A white whale of the local Gwangju exploring community for over a year has been this majestic house. It is a traditional Korean house built during the Japanese occupation, but it looks more like a palace building.
There was some suspicion it was abandoned, but also signs it was inhabited. Turns out it was both at the same time. Our point man in the area encountered an elderly woman who seemed to live there. He managed to make contact, and arranged to set up a visit in which he invited his publisher, a renowned academic on traditional architecture, and me.
1. This is what we're talking about, photographed early last year on my Note 7 after my real camera ran out of batteries.
2. It is remarkable architecture, and so well built that it held up well even after decades of poor upkeep. The brick chimney is part of the ondol heating system, which burns whatever kind of fuel to provide heat for cooking and for temperature control. They are traditionally set a distance like this away from the house. The youngest thing on the structure is the tan sliding doors on the ground floor. As we were to find out, on this side of the house, there is an entrance to a modern home built inside, where this elderly woman lives alone. We were about to get her life story, a little over one year later.

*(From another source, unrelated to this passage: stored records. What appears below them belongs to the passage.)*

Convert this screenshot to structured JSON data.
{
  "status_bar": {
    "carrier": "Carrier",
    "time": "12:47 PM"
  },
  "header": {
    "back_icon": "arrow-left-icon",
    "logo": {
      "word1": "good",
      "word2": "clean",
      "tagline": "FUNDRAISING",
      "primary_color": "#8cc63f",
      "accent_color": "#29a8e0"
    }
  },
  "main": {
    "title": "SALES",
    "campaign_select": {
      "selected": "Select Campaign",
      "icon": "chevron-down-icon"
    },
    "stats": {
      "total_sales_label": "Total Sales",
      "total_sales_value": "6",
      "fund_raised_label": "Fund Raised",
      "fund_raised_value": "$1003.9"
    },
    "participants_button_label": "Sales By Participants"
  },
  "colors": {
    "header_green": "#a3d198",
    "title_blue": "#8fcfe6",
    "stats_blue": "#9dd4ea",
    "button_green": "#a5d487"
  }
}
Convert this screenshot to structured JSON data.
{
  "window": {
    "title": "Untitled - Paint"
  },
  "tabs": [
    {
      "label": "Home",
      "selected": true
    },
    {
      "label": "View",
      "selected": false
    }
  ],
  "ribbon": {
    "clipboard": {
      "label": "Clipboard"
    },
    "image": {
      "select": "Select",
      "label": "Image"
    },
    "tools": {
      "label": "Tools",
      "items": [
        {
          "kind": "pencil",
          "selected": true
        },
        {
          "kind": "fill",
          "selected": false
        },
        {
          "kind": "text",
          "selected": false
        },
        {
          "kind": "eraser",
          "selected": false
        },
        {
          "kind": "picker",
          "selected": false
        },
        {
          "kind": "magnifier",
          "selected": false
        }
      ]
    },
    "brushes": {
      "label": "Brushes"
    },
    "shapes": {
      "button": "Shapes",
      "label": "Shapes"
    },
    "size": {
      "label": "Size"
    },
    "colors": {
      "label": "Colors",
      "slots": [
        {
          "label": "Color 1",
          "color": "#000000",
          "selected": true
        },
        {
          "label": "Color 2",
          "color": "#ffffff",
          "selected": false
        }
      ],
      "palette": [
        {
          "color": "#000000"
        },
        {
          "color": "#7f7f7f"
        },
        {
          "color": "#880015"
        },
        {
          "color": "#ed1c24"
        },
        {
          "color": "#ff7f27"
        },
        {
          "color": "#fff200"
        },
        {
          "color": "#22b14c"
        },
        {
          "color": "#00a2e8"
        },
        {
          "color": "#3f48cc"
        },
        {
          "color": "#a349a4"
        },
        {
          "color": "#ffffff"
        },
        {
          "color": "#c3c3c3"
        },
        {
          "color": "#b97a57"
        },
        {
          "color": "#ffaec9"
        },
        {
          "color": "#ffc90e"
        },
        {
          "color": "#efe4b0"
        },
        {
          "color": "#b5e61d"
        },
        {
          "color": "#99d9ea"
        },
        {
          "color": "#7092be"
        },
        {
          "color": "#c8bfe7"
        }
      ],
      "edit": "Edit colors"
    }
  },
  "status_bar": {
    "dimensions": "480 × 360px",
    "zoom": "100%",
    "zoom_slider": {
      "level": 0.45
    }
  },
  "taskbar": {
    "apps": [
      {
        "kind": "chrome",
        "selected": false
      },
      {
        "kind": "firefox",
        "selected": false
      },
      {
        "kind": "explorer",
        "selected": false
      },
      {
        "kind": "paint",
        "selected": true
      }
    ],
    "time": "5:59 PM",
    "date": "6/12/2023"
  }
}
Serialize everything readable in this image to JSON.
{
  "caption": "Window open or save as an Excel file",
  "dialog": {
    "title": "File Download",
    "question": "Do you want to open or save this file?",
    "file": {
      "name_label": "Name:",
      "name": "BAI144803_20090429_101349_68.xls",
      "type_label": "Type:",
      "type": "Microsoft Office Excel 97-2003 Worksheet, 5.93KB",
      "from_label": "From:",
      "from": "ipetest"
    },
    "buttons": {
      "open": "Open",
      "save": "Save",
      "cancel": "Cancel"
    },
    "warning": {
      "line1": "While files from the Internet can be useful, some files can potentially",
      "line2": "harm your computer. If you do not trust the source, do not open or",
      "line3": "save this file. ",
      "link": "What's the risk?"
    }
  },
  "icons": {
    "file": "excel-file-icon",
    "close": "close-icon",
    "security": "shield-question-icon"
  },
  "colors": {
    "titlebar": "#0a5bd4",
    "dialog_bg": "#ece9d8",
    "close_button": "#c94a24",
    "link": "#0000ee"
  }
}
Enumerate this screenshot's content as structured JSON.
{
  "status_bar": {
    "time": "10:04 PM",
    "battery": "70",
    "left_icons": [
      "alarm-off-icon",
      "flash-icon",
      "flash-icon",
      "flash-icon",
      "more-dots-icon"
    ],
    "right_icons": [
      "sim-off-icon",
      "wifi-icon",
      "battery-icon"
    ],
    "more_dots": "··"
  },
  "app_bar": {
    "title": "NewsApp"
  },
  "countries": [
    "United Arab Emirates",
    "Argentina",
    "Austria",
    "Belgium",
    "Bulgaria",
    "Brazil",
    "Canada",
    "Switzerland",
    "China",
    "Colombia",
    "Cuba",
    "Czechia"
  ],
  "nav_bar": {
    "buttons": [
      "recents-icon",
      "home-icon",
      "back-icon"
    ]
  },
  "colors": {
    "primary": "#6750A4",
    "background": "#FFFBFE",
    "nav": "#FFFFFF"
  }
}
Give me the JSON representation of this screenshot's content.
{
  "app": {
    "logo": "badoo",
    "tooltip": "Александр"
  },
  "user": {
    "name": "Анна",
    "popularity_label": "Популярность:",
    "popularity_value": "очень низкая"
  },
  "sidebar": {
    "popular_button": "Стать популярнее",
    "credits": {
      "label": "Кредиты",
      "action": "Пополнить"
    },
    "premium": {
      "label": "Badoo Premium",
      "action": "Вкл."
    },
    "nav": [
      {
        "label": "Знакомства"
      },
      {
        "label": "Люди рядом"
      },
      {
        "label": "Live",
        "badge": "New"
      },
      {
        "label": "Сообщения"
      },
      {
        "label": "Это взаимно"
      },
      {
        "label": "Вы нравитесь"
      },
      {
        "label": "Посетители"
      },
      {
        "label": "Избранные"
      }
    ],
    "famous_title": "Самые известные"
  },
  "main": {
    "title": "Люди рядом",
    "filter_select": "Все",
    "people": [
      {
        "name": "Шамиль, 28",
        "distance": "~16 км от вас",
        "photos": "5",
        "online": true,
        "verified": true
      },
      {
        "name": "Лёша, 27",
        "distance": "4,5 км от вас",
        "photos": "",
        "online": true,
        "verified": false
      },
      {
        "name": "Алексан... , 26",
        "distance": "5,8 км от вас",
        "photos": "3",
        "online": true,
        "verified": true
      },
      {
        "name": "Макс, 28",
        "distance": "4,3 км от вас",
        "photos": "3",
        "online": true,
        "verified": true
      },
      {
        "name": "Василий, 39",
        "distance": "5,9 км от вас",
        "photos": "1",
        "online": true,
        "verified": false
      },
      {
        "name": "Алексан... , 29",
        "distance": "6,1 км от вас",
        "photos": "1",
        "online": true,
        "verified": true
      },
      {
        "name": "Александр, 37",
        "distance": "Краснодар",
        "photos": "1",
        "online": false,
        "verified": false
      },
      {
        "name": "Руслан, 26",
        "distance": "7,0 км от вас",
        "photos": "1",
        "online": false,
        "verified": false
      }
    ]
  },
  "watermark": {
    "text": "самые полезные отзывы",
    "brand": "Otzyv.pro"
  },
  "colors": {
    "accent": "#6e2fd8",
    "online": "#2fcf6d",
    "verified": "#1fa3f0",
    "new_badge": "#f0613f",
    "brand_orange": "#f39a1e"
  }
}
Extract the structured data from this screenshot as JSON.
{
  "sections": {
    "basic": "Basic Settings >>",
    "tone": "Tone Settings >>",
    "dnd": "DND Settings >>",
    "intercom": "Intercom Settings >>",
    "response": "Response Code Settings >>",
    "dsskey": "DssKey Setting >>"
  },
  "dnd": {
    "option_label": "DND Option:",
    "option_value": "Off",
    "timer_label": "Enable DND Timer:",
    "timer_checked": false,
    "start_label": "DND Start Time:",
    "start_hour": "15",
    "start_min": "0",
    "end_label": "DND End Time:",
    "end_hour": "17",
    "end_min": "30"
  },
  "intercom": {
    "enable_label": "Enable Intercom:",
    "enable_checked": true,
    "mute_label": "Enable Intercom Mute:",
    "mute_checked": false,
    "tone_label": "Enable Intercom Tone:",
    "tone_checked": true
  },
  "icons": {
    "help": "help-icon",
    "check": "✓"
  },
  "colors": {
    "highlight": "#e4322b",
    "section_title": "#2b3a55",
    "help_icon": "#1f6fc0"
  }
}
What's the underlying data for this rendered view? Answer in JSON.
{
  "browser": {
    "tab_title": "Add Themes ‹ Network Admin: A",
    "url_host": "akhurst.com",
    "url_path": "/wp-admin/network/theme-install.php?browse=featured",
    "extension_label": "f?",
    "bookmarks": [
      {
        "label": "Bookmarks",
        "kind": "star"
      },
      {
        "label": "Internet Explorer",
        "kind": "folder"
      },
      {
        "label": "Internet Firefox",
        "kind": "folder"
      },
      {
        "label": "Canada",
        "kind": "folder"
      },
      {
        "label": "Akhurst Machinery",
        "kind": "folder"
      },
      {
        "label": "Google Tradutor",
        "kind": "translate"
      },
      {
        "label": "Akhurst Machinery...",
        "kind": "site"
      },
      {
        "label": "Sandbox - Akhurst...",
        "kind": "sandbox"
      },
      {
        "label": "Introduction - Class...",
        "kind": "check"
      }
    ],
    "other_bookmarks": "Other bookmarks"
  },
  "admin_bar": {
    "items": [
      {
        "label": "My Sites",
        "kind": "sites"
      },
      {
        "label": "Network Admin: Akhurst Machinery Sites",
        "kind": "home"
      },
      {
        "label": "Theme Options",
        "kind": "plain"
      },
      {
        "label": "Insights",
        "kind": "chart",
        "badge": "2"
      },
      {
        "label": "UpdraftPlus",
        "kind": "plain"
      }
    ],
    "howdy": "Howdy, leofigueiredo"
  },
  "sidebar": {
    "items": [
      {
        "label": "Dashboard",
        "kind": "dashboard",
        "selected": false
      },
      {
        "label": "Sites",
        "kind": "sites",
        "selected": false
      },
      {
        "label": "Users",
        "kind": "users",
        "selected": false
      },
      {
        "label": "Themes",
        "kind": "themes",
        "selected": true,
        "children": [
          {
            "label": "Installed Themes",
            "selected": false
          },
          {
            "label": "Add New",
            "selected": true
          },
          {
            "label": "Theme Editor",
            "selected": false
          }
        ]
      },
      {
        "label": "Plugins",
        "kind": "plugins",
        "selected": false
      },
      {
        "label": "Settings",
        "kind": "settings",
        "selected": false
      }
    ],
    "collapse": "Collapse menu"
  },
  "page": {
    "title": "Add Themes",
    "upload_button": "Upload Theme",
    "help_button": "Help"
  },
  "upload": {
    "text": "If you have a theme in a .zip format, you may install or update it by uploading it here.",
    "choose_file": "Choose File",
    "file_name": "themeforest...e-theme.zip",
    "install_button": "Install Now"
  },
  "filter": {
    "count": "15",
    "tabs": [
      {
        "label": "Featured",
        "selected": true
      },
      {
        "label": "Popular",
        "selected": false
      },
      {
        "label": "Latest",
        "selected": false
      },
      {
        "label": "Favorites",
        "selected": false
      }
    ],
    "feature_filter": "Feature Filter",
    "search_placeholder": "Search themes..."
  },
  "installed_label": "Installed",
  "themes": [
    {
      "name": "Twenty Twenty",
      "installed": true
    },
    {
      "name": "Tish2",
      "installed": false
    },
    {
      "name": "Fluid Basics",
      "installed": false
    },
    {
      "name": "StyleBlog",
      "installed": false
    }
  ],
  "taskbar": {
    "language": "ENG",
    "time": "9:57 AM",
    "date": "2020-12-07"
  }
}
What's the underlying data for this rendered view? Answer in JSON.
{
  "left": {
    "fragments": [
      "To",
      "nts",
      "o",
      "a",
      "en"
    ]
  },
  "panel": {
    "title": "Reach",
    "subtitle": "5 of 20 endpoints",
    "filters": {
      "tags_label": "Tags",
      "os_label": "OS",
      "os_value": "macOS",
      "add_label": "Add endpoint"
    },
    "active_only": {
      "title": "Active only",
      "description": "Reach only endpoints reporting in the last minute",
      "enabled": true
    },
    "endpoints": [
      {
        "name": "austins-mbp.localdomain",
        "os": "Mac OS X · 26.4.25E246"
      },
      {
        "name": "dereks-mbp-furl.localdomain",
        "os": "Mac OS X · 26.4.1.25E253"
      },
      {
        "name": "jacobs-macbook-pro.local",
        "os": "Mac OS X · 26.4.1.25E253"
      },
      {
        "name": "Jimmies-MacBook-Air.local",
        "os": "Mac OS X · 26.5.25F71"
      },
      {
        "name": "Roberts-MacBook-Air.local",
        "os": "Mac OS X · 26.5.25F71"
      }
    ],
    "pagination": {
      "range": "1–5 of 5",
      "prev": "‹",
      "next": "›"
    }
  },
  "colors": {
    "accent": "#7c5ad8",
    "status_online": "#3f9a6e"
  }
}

3. Here is the sole resident, Mrs. Choi. She seemed like she had lived as a bit of a recluse, but she was flattered that we paid so much attention to the house, which was built in the late 1930s and early 1940s by her wealthy grandfather. How a Korean gets so wealthy as to build this majestic building during the Japanese occupation is anyone's guess, but she insisted her grandfather was a patriot who secretly supported independence movements.
4. Her guard dog followed us around, barking occasionally but unwilling to come any closer.
5. Here's a quick peek inside the living area where she calls home. Not super traditional.
6. The veranda between the outside and the living area had some impressive woodwork. Materials for this house came from all across the Korean Peninsula and predate the division. The beams in particular were known to have come from far north.
7. She shared a picture of the original gate to the property. An ancestor of hers was fleeced by a con artist from Hong Kong, and somehow the property rights ended up with a local university. They arbitrarily decided to demolish this gate structure.
8. This is its replacement, seen from inside.
9. While everyone was talking about her family history, I snuck away and found the stairs to the upper floor. I took this and hurried back to them before my absence was noticed, as I did not want to screw this up.
10. Here's the rest of the group.
11. After a long conversation, she gave us permission to explore the upper reaches of the house. She hadn't been up there in decades, and apart from a few other infrequent visits, we were seeing something that hadn't been seen in years. The space between the first and second floor had this suspension system, apparently Japanese in origin, and these massive wooden beams from North Korea.
12. I got out onto the narrow balcony of the second floor. It looks dangerous but the whole structure was reassuringly solid.
13. The top floor was buried under a thick layer of dust. It had last been used as a study hall. Note the whimsical cutouts of animal figures in the wood.
14. Hold on, maybe not the top floor.
15. I wish I could have posed someone in here so you could get a sense of how large it was. This was a panorama with I think three photos stitched together.
16. How do you like this wiring setup?
17. This is the top of the stairs.
18. A dusty old framed Korean flag behind smashed glass.
19. At the bottom of the stairs I found Mrs. Choi waiting for us. She seemed flattered at this point to let me photograph her. Her profession was piano teacher, and there were pianos all over the main floor.
20. She brought out a photo of her grandfather, Mr. Choi.
21. She brought us inside the inhabited area. I was curious where the washroom was, and I foudn it here in the kitchen.
22. She served us tea. I have not had many exploring adventures end this way.
23. Group photo.
24. So apparently there is a Bando company that redevelops former abandoned areas.